Thursday 4 April 2013

When everyday gets in the way...


What a week! As you all know, our baby - our very first issue of Isaac Weddings - has now been sent out to the masses with a great deal of excitement, delirious panic and exhilaration! It was a challenge, to say the least, the day it was released. One team member (the very lucky Kassi) was still winging her way home from an amazing trip to Cambodia, Adrian was delivering magazines as fast as was humanly possible (and still not quick enough for some of our likers!) and I was working a full day at my “other” job and trying to man the many emails, private messages, magazine requests and comments on our Facebook page during my lunch break!

Let's just say, I did bang my head on the desk at one stage during the day!

Planning a wedding, especially these days, can feel just as overwhelming. In amongst all the excitement, there is a sense of being pulled in every direction, so many people to please, decisions to make, team members/bridal parties to co-ordinate with, appointments to keep. And on top of all that, possibly a full time job and maybe a family as well.

I have to say, I really believe it was much easier to get married in our grandparents day. I think there were less choices available to them and family dynamics were different.
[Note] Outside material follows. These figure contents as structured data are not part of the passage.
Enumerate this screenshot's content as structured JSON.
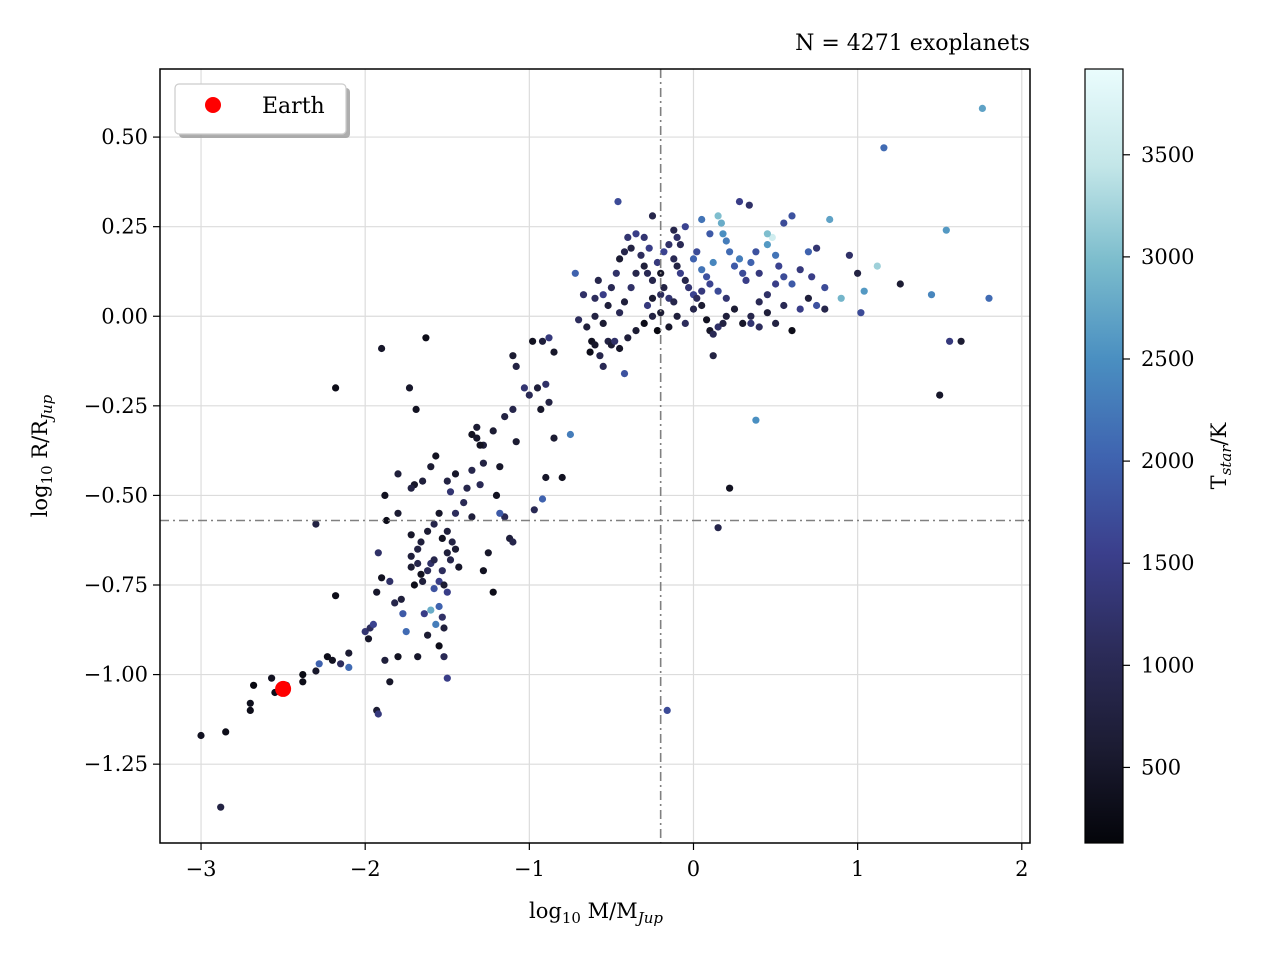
{
  "chart_data": {
    "type": "scatter",
    "title": "N = 4271 exoplanets",
    "xlabel": "log10 M/MJup",
    "ylabel": "log10 R/RJup",
    "xlim": [
      -3.25,
      2.05
    ],
    "ylim": [
      -1.47,
      0.69
    ],
    "xticks": [
      -3,
      -2,
      -1,
      0,
      1,
      2
    ],
    "xtick_labels": [
      "−3",
      "−2",
      "−1",
      "0",
      "1",
      "2"
    ],
    "yticks": [
      -1.25,
      -1.0,
      -0.75,
      -0.5,
      -0.25,
      0.0,
      0.25,
      0.5
    ],
    "ytick_labels": [
      "−1.25",
      "−1.00",
      "−0.75",
      "−0.50",
      "−0.25",
      "0.00",
      "0.25",
      "0.50"
    ],
    "grid": true,
    "reference_lines": {
      "vertical_x": -0.2,
      "horizontal_y": -0.57,
      "color": "#808080",
      "style": "dash-dot"
    },
    "legend": {
      "placement": "top-left",
      "entries": [
        {
          "label": "Earth",
          "color": "#ff0000"
        }
      ]
    },
    "highlight": {
      "name": "Earth",
      "x": -2.5,
      "y": -1.04,
      "color": "#ff0000"
    },
    "colorbar": {
      "label": "Tstar/K",
      "range": [
        130,
        3920
      ],
      "ticks": [
        500,
        1000,
        1500,
        2000,
        2500,
        3000,
        3500
      ],
      "colormap_stops": [
        "#04050a",
        "#1c1c33",
        "#2c2c5a",
        "#3b3f8c",
        "#3f64b0",
        "#4a8fc1",
        "#7bbccc",
        "#c3e6e8",
        "#eafcfd"
      ]
    },
    "points": [
      [
        -3.0,
        -1.17,
        400
      ],
      [
        -2.85,
        -1.16,
        300
      ],
      [
        -2.88,
        -1.37,
        800
      ],
      [
        -2.7,
        -1.1,
        300
      ],
      [
        -2.7,
        -1.08,
        350
      ],
      [
        -2.68,
        -1.03,
        200
      ],
      [
        -2.55,
        -1.05,
        300
      ],
      [
        -2.57,
        -1.01,
        400
      ],
      [
        -2.48,
        -1.03,
        600
      ],
      [
        -2.38,
        -1.02,
        300
      ],
      [
        -2.38,
        -1.0,
        250
      ],
      [
        -2.3,
        -0.99,
        500
      ],
      [
        -2.28,
        -0.97,
        2000
      ],
      [
        -2.23,
        -0.95,
        300
      ],
      [
        -2.2,
        -0.96,
        400
      ],
      [
        -2.15,
        -0.97,
        1100
      ],
      [
        -2.1,
        -0.94,
        600
      ],
      [
        -2.1,
        -0.98,
        2100
      ],
      [
        -2.0,
        -0.88,
        1300
      ],
      [
        -1.97,
        -0.87,
        1100
      ],
      [
        -1.95,
        -0.86,
        1600
      ],
      [
        -1.98,
        -0.9,
        500
      ],
      [
        -1.93,
        -1.1,
        600
      ],
      [
        -1.92,
        -1.11,
        1400
      ],
      [
        -1.88,
        -0.96,
        700
      ],
      [
        -1.85,
        -1.02,
        500
      ],
      [
        -1.8,
        -0.95,
        400
      ],
      [
        -1.75,
        -0.88,
        2100
      ],
      [
        -1.77,
        -0.83,
        1900
      ],
      [
        -1.82,
        -0.8,
        900
      ],
      [
        -1.78,
        -0.79,
        700
      ],
      [
        -1.85,
        -0.74,
        1200
      ],
      [
        -1.9,
        -0.73,
        400
      ],
      [
        -1.93,
        -0.77,
        500
      ],
      [
        -2.18,
        -0.78,
        300
      ],
      [
        -2.3,
        -0.58,
        800
      ],
      [
        -1.72,
        -0.67,
        700
      ],
      [
        -1.68,
        -0.65,
        800
      ],
      [
        -1.68,
        -0.69,
        900
      ],
      [
        -1.72,
        -0.7,
        600
      ],
      [
        -1.7,
        -0.75,
        300
      ],
      [
        -1.66,
        -0.72,
        400
      ],
      [
        -1.65,
        -0.74,
        700
      ],
      [
        -1.62,
        -0.71,
        1000
      ],
      [
        -1.6,
        -0.69,
        1200
      ],
      [
        -1.58,
        -0.68,
        900
      ],
      [
        -1.55,
        -0.74,
        1500
      ],
      [
        -1.52,
        -0.75,
        600
      ],
      [
        -1.58,
        -0.76,
        1800
      ],
      [
        -1.55,
        -0.81,
        2000
      ],
      [
        -1.5,
        -0.77,
        1500
      ],
      [
        -1.53,
        -0.84,
        1200
      ],
      [
        -1.57,
        -0.86,
        2300
      ],
      [
        -1.6,
        -0.82,
        2800
      ],
      [
        -1.64,
        -0.83,
        1500
      ],
      [
        -1.62,
        -0.89,
        600
      ],
      [
        -1.68,
        -0.95,
        500
      ],
      [
        -1.55,
        -0.92,
        300
      ],
      [
        -1.52,
        -0.87,
        700
      ],
      [
        -1.52,
        -0.95,
        1000
      ],
      [
        -1.5,
        -1.01,
        1500
      ],
      [
        -1.72,
        -0.61,
        500
      ],
      [
        -1.66,
        -0.63,
        700
      ],
      [
        -1.62,
        -0.6,
        600
      ],
      [
        -1.58,
        -0.58,
        900
      ],
      [
        -1.55,
        -0.55,
        500
      ],
      [
        -1.53,
        -0.62,
        400
      ],
      [
        -1.5,
        -0.6,
        700
      ],
      [
        -1.47,
        -0.63,
        800
      ],
      [
        -1.45,
        -0.65,
        600
      ],
      [
        -1.43,
        -0.7,
        500
      ],
      [
        -1.48,
        -0.68,
        900
      ],
      [
        -1.5,
        -0.66,
        700
      ],
      [
        -1.53,
        -0.71,
        1100
      ],
      [
        -1.45,
        -0.55,
        1100
      ],
      [
        -1.4,
        -0.52,
        1000
      ],
      [
        -1.38,
        -0.48,
        900
      ],
      [
        -1.35,
        -0.56,
        700
      ],
      [
        -1.48,
        -0.49,
        1300
      ],
      [
        -1.5,
        -0.46,
        800
      ],
      [
        -1.45,
        -0.44,
        500
      ],
      [
        -1.57,
        -0.39,
        400
      ],
      [
        -1.6,
        -0.42,
        600
      ],
      [
        -1.65,
        -0.46,
        700
      ],
      [
        -1.7,
        -0.47,
        500
      ],
      [
        -1.72,
        -0.48,
        800
      ],
      [
        -1.8,
        -0.55,
        600
      ],
      [
        -1.88,
        -0.5,
        400
      ],
      [
        -1.87,
        -0.57,
        300
      ],
      [
        -1.92,
        -0.66,
        1200
      ],
      [
        -1.3,
        -0.47,
        1000
      ],
      [
        -1.28,
        -0.41,
        800
      ],
      [
        -1.25,
        -0.66,
        500
      ],
      [
        -1.28,
        -0.71,
        400
      ],
      [
        -1.22,
        -0.77,
        300
      ],
      [
        -1.12,
        -0.62,
        700
      ],
      [
        -1.1,
        -0.63,
        900
      ],
      [
        -1.15,
        -0.56,
        1000
      ],
      [
        -1.18,
        -0.55,
        1900
      ],
      [
        -1.2,
        -0.5,
        400
      ],
      [
        -1.18,
        -0.42,
        500
      ],
      [
        -1.22,
        -0.32,
        600
      ],
      [
        -1.35,
        -0.33,
        400
      ],
      [
        -1.32,
        -0.34,
        500
      ],
      [
        -1.28,
        -0.36,
        700
      ],
      [
        -1.32,
        -0.31,
        600
      ],
      [
        -1.35,
        -0.43,
        900
      ],
      [
        -1.3,
        -0.36,
        400
      ],
      [
        -1.15,
        -0.28,
        800
      ],
      [
        -1.1,
        -0.26,
        900
      ],
      [
        -1.08,
        -0.35,
        600
      ],
      [
        -1.03,
        -0.2,
        1300
      ],
      [
        -1.0,
        -0.22,
        1000
      ],
      [
        -0.95,
        -0.2,
        700
      ],
      [
        -0.93,
        -0.26,
        500
      ],
      [
        -0.9,
        -0.19,
        1200
      ],
      [
        -0.88,
        -0.24,
        800
      ],
      [
        -1.1,
        -0.11,
        600
      ],
      [
        -1.08,
        -0.14,
        800
      ],
      [
        -0.98,
        -0.07,
        400
      ],
      [
        -0.92,
        -0.07,
        700
      ],
      [
        -0.88,
        -0.06,
        1400
      ],
      [
        -0.85,
        -0.1,
        500
      ],
      [
        -0.97,
        -0.54,
        1000
      ],
      [
        -0.9,
        -0.45,
        500
      ],
      [
        -0.85,
        -0.34,
        600
      ],
      [
        -0.8,
        -0.45,
        400
      ],
      [
        -0.75,
        -0.33,
        2300
      ],
      [
        -0.92,
        -0.51,
        2000
      ],
      [
        -1.8,
        -0.44,
        700
      ],
      [
        -1.73,
        -0.2,
        500
      ],
      [
        -1.69,
        -0.26,
        400
      ],
      [
        -1.9,
        -0.09,
        500
      ],
      [
        -2.18,
        -0.2,
        300
      ],
      [
        -1.63,
        -0.06,
        300
      ],
      [
        -0.72,
        0.12,
        2000
      ],
      [
        -0.67,
        0.06,
        1200
      ],
      [
        -0.7,
        -0.01,
        1100
      ],
      [
        -0.65,
        -0.03,
        700
      ],
      [
        -0.62,
        -0.07,
        400
      ],
      [
        -0.63,
        -0.1,
        300
      ],
      [
        -0.6,
        -0.08,
        500
      ],
      [
        -0.57,
        -0.11,
        900
      ],
      [
        -0.55,
        -0.14,
        1000
      ],
      [
        -0.52,
        -0.07,
        800
      ],
      [
        -0.5,
        -0.08,
        600
      ],
      [
        -0.48,
        -0.07,
        1200
      ],
      [
        -0.45,
        -0.09,
        500
      ],
      [
        -0.42,
        -0.16,
        1800
      ],
      [
        -0.4,
        -0.06,
        700
      ],
      [
        -0.35,
        -0.04,
        600
      ],
      [
        -0.3,
        -0.02,
        300
      ],
      [
        -0.25,
        0.0,
        800
      ],
      [
        -0.22,
        -0.04,
        200
      ],
      [
        -0.2,
        0.01,
        600
      ],
      [
        -0.15,
        -0.03,
        500
      ],
      [
        -0.1,
        0.0,
        700
      ],
      [
        -0.05,
        -0.02,
        1100
      ],
      [
        0.0,
        0.02,
        900
      ],
      [
        0.05,
        0.03,
        600
      ],
      [
        0.08,
        -0.01,
        400
      ],
      [
        0.1,
        -0.04,
        500
      ],
      [
        0.12,
        -0.05,
        1000
      ],
      [
        0.15,
        -0.03,
        1200
      ],
      [
        0.18,
        -0.02,
        800
      ],
      [
        0.2,
        0.0,
        700
      ],
      [
        0.25,
        0.02,
        600
      ],
      [
        0.3,
        -0.02,
        500
      ],
      [
        0.35,
        0.0,
        900
      ],
      [
        0.4,
        -0.03,
        1100
      ],
      [
        0.45,
        0.01,
        700
      ],
      [
        0.5,
        -0.02,
        800
      ],
      [
        0.55,
        0.03,
        1000
      ],
      [
        0.6,
        -0.04,
        300
      ],
      [
        0.65,
        0.02,
        1500
      ],
      [
        0.7,
        0.05,
        700
      ],
      [
        0.75,
        0.03,
        1800
      ],
      [
        0.8,
        0.02,
        900
      ],
      [
        0.12,
        -0.11,
        800
      ],
      [
        0.35,
        -0.02,
        1300
      ],
      [
        -0.6,
        0.05,
        1100
      ],
      [
        -0.58,
        0.1,
        900
      ],
      [
        -0.55,
        0.06,
        1500
      ],
      [
        -0.52,
        0.03,
        700
      ],
      [
        -0.5,
        0.08,
        1000
      ],
      [
        -0.47,
        0.12,
        1200
      ],
      [
        -0.45,
        0.16,
        600
      ],
      [
        -0.42,
        0.18,
        900
      ],
      [
        -0.4,
        0.22,
        1300
      ],
      [
        -0.38,
        0.19,
        800
      ],
      [
        -0.35,
        0.23,
        1500
      ],
      [
        -0.32,
        0.17,
        1100
      ],
      [
        -0.3,
        0.14,
        700
      ],
      [
        -0.28,
        0.12,
        1000
      ],
      [
        -0.25,
        0.1,
        900
      ],
      [
        -0.22,
        0.15,
        1400
      ],
      [
        -0.2,
        0.12,
        500
      ],
      [
        -0.18,
        0.18,
        1600
      ],
      [
        -0.15,
        0.2,
        1200
      ],
      [
        -0.12,
        0.16,
        1000
      ],
      [
        -0.1,
        0.14,
        800
      ],
      [
        -0.08,
        0.12,
        1500
      ],
      [
        -0.05,
        0.1,
        900
      ],
      [
        -0.03,
        0.08,
        1300
      ],
      [
        0.0,
        0.16,
        2000
      ],
      [
        0.02,
        0.18,
        1700
      ],
      [
        0.05,
        0.13,
        2200
      ],
      [
        0.08,
        0.11,
        1800
      ],
      [
        0.1,
        0.09,
        1600
      ],
      [
        0.12,
        0.15,
        2400
      ],
      [
        0.15,
        0.28,
        3000
      ],
      [
        0.17,
        0.26,
        2800
      ],
      [
        0.2,
        0.21,
        2300
      ],
      [
        0.22,
        0.18,
        2100
      ],
      [
        0.25,
        0.14,
        1900
      ],
      [
        0.28,
        0.16,
        2300
      ],
      [
        0.3,
        0.12,
        1700
      ],
      [
        0.32,
        0.1,
        1500
      ],
      [
        0.35,
        0.15,
        2000
      ],
      [
        0.38,
        0.18,
        1800
      ],
      [
        0.4,
        0.12,
        1400
      ],
      [
        0.45,
        0.2,
        2600
      ],
      [
        0.48,
        0.22,
        3600
      ],
      [
        0.5,
        0.17,
        2200
      ],
      [
        0.52,
        0.14,
        1600
      ],
      [
        0.55,
        0.26,
        1700
      ],
      [
        0.6,
        0.28,
        1800
      ],
      [
        0.65,
        0.13,
        1400
      ],
      [
        0.7,
        0.18,
        2000
      ],
      [
        0.72,
        0.11,
        1500
      ],
      [
        0.75,
        0.19,
        1300
      ],
      [
        0.8,
        0.08,
        1700
      ],
      [
        0.83,
        0.27,
        2700
      ],
      [
        0.9,
        0.05,
        2900
      ],
      [
        0.95,
        0.17,
        1200
      ],
      [
        1.0,
        0.12,
        800
      ],
      [
        1.02,
        0.01,
        1700
      ],
      [
        1.04,
        0.07,
        2600
      ],
      [
        1.12,
        0.14,
        3200
      ],
      [
        1.16,
        0.47,
        2100
      ],
      [
        1.26,
        0.09,
        600
      ],
      [
        1.45,
        0.06,
        2400
      ],
      [
        1.5,
        -0.22,
        500
      ],
      [
        1.54,
        0.24,
        2600
      ],
      [
        1.56,
        -0.07,
        1400
      ],
      [
        1.63,
        -0.07,
        600
      ],
      [
        1.76,
        0.58,
        2700
      ],
      [
        1.8,
        0.05,
        2100
      ],
      [
        -0.46,
        0.32,
        1700
      ],
      [
        -0.25,
        0.28,
        900
      ],
      [
        0.28,
        0.32,
        1500
      ],
      [
        0.34,
        0.31,
        1200
      ],
      [
        0.38,
        -0.29,
        2500
      ],
      [
        0.15,
        -0.59,
        900
      ],
      [
        0.22,
        -0.48,
        400
      ],
      [
        -0.16,
        -1.1,
        1700
      ],
      [
        0.45,
        0.23,
        3000
      ],
      [
        0.6,
        0.09,
        1900
      ],
      [
        -0.1,
        0.22,
        1200
      ],
      [
        -0.05,
        0.25,
        1600
      ],
      [
        -0.08,
        0.2,
        1000
      ],
      [
        -0.12,
        0.24,
        900
      ],
      [
        -0.3,
        0.22,
        1300
      ],
      [
        -0.27,
        0.19,
        1500
      ],
      [
        0.05,
        0.27,
        2200
      ],
      [
        0.1,
        0.23,
        1900
      ],
      [
        0.18,
        0.23,
        2500
      ],
      [
        -0.2,
        0.06,
        1100
      ],
      [
        -0.18,
        0.08,
        800
      ],
      [
        -0.15,
        0.05,
        1300
      ],
      [
        -0.12,
        0.04,
        900
      ],
      [
        0.0,
        0.06,
        1600
      ],
      [
        0.02,
        0.05,
        1100
      ],
      [
        0.05,
        0.07,
        1400
      ],
      [
        0.15,
        0.07,
        1700
      ],
      [
        0.2,
        0.05,
        1300
      ],
      [
        -0.35,
        0.12,
        900
      ],
      [
        -0.38,
        0.08,
        1200
      ],
      [
        -0.42,
        0.04,
        700
      ],
      [
        -0.45,
        0.01,
        1000
      ],
      [
        -0.28,
        0.03,
        1400
      ],
      [
        -0.25,
        0.05,
        600
      ],
      [
        0.4,
        0.04,
        1000
      ],
      [
        0.45,
        0.06,
        1200
      ],
      [
        0.5,
        0.09,
        1500
      ],
      [
        0.55,
        0.11,
        1700
      ],
      [
        -0.6,
        0.0,
        800
      ],
      [
        -0.55,
        -0.02,
        600
      ]
    ]
  }
}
These days there are blended families, and couples who choose to have children before they are married, couples who are both working full time and maintaining a family routine at the same time.

So, how do you plan a wedding and juggle your everyday commitments at the same time?

To be honest, I really don't know if I have ALL the answers, but I have a few!

                                  1.  Choose your maids and men carefully. Seriously, I think this is so
                                       very important. Yes, they are your nearest and dearest, that's why you
                                       choose them, but I have heard many a horror story of bridal party
                                       members not helping out in any way, being demanding and generally
                                       creating more stress in the planning process. So choose wisely, you
                                       need to have at least one friend who you can completely rely upon
                                       to help you through the overwhelming, busy times.
      1. Make a list. Of course you are going to make lists, you'll make hundreds of them in the months preceding your wedding. But this one is your master list; your absolute must haves, your biggest wants or desires for your day. It may be your photographer, your venue, your dress or your cars; everyone has different elements of the day that are important to them. Once that list is compiled, set to work to make those dreams a reality first.
      1. Make another list. I know, you think I'm crazy, but just stick with me. This list is the list of things that don't really matter. They are not going to make or break your day. You want them, but really you could do without them if time or money was tight. It's the “keep it simple stupid” and “don't sweat the small stuff” rationale. You are still going to get married even if the candles on the tables are cream rather than white, right?
                 If you break your list into two, it all seems a little less overwhelming and
                 you can focus on the elements of your day that REALLY matter.
      1. Call in favours and accept all offers. If someone offers to help, don't be too proud to say yes. I know that can be hard, especially if you are somewhat of a control freak (Time for another confession from me, total control freak here!) and want everything done exactly the right way. But these offers of help should be gratefully accepted, even if only for the second list. (See, it's all making sense now right?!) And believe me, you could be pleasantly surprised. My church flowers ( on my second list) were created without me even seeing them until after I was married, and they were spectacular to say the least.   
      1. Rely on the internet. It's running 24/7, after work hours and after the kids have gone to bed. It's the best tool available to us for planning a wedding. There are so many fabulous sites, services and businesses all dedicated to planning your wedding and the beauty of them is you can email them any time you like, at 1am in the morning, when you've had a nightmare about your dress splitting open as you walk up the aisle and you're sitting there consuming the kid's leftover easter eggs to calm yourself. That's the time you email your dressmaker and ask whether it's possible to convert the zip in your gown to lace up! Don't expect a response until the following day though!